Re: Keeping program flow moving nicely



Dave Neary wrote:

Hi all,

I'm involved in writing a gnome/gtk game which has thrown up a minor problem I hope you guys can help me with.

The game has computer players of varying strengths, and it's possible for the computer to play itself. That's fine, but the way we've been handling program flow was by checking, after processing a move, whether it was the turn of a computer to move, and based on that call the function to process a move for the computer, a la
gint process_move(gint move)
{
...
    switch_players();
    if (is_computer(currentPlayer))
    {
        process_move(get_computer_move(state));
    }
    return 0;
}

This has been seizing control of the program and blocking any events whenever it's a computer move, which is a pain when we have two computers playing each other, when control never gets restored to gtk_main() until the end of the game.

We've hacked fixes to this which aren't very pretty, although they're effective. One is to process all pending gdk events before the call to process_move() above. The second was to put the check above in a function which we attached to the idle loop, so that process_move() terminates normally and without calling itself. We didn't really think either of these were ideal. The first is just hackish, and the second means that every single idle loop we're checking whether it's the computer's turn, and this makes things much more processor intensive than they should be.

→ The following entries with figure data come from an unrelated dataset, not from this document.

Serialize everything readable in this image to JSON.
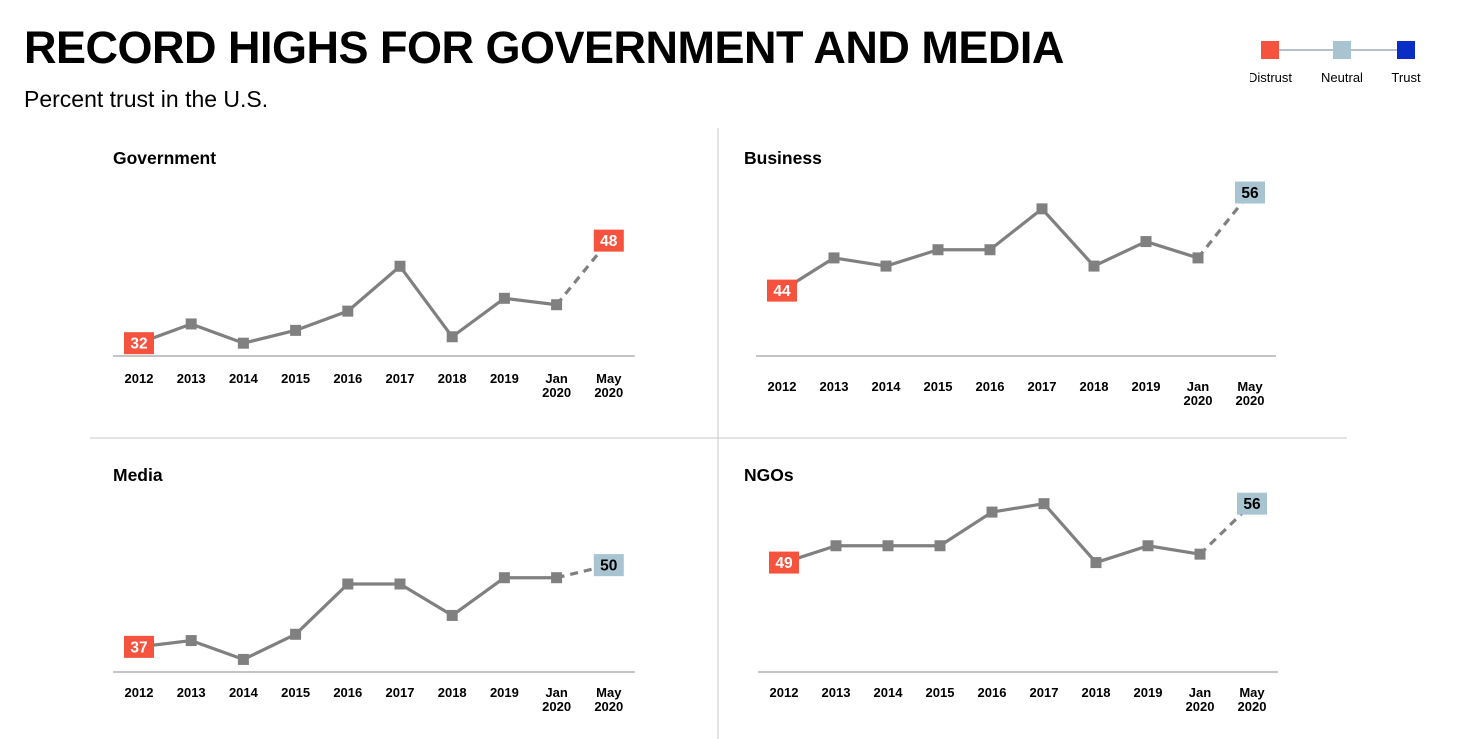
{
  "header": {
    "title": "RECORD HIGHS FOR GOVERNMENT AND MEDIA",
    "subtitle": "Percent trust in the U.S."
  },
  "legend": {
    "items": [
      {
        "label": "Distrust",
        "color": "#f5533d"
      },
      {
        "label": "Neutral",
        "color": "#a9c4d1"
      },
      {
        "label": "Trust",
        "color": "#0a2ec4"
      }
    ]
  },
  "chart_data": [
    {
      "type": "line",
      "title": "Government",
      "categories": [
        [
          "2012"
        ],
        [
          "2013"
        ],
        [
          "2014"
        ],
        [
          "2015"
        ],
        [
          "2016"
        ],
        [
          "2017"
        ],
        [
          "2018"
        ],
        [
          "2019"
        ],
        [
          "Jan",
          "2020"
        ],
        [
          "May",
          "2020"
        ]
      ],
      "values": [
        32,
        35,
        32,
        34,
        37,
        44,
        33,
        39,
        38,
        48
      ],
      "labels": [
        {
          "index": 0,
          "text": "32",
          "category": "Distrust"
        },
        {
          "index": 9,
          "text": "48",
          "category": "Distrust"
        }
      ],
      "dashed_last_segment": true,
      "ylim": [
        30,
        52
      ]
    },
    {
      "type": "line",
      "title": "Business",
      "categories": [
        [
          "2012"
        ],
        [
          "2013"
        ],
        [
          "2014"
        ],
        [
          "2015"
        ],
        [
          "2016"
        ],
        [
          "2017"
        ],
        [
          "2018"
        ],
        [
          "2019"
        ],
        [
          "Jan",
          "2020"
        ],
        [
          "May",
          "2020"
        ]
      ],
      "values": [
        44,
        48,
        47,
        49,
        49,
        54,
        47,
        50,
        48,
        56
      ],
      "labels": [
        {
          "index": 0,
          "text": "44",
          "category": "Distrust"
        },
        {
          "index": 9,
          "text": "56",
          "category": "Neutral"
        }
      ],
      "dashed_last_segment": true,
      "ylim": [
        36,
        59
      ]
    },
    {
      "type": "line",
      "title": "Media",
      "categories": [
        [
          "2012"
        ],
        [
          "2013"
        ],
        [
          "2014"
        ],
        [
          "2015"
        ],
        [
          "2016"
        ],
        [
          "2017"
        ],
        [
          "2018"
        ],
        [
          "2019"
        ],
        [
          "Jan",
          "2020"
        ],
        [
          "May",
          "2020"
        ]
      ],
      "values": [
        37,
        38,
        35,
        39,
        47,
        47,
        42,
        48,
        48,
        50
      ],
      "labels": [
        {
          "index": 0,
          "text": "37",
          "category": "Distrust"
        },
        {
          "index": 9,
          "text": "50",
          "category": "Neutral"
        }
      ],
      "dashed_last_segment": true,
      "ylim": [
        33,
        54
      ]
    },
    {
      "type": "line",
      "title": "NGOs",
      "categories": [
        [
          "2012"
        ],
        [
          "2013"
        ],
        [
          "2014"
        ],
        [
          "2015"
        ],
        [
          "2016"
        ],
        [
          "2017"
        ],
        [
          "2018"
        ],
        [
          "2019"
        ],
        [
          "Jan",
          "2020"
        ],
        [
          "May",
          "2020"
        ]
      ],
      "values": [
        49,
        51,
        51,
        51,
        55,
        56,
        49,
        51,
        50,
        56
      ],
      "labels": [
        {
          "index": 0,
          "text": "49",
          "category": "Distrust"
        },
        {
          "index": 9,
          "text": "56",
          "category": "Neutral"
        }
      ],
      "dashed_last_segment": true,
      "ylim": [
        36,
        60
      ]
    }
  ]
}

We wanted a way to allow the process_move() function to terminate normally , and still get called properly every time it was the computer's turn. Due to an incomplete understanding of signal handling, I thought this could be done by writing a composite widget which added a new signal which we could emit at the end of process_move, and attaching a callback to it that would call process_move() with the computer's move. Obviously this didn't achieve the desired goal, since the signal getting emitted wa strapped, and we end up in the same cycle as the original - the callback recursively emits the signal until either the game is over, or we seg fault :) (thankfully, the former happens).

What I want to know is how we can emit this signal, and get the computer's move processed, without interfering with other events that might happen in the meantime? Sorry if this mail is very long - I probably went into too much detail about what I'd done, and how I've arrived at where I'm at. My incorrect assumption about signals, by the way, way that emitting a signal would just add that signal to the queue of unprocessed signals/events, and have it handled in order.

Thanks a lot,
Dave.

Use gtk_timeout_add() to create a 'timeout' signal that gets called, say, every 100 milliseconds or so. In your handler for the timeout event you decide whose turn it is and call process_move(). The timeout event will get called frequently enough that there won't be any noticeable delay, between moves but you won't be dragging down the CPU (as you would if you used an idle handler). At the same time, normal events will continue to be processed without any intervention on your behalf, so the human user can hit pause, cancel, or whatever.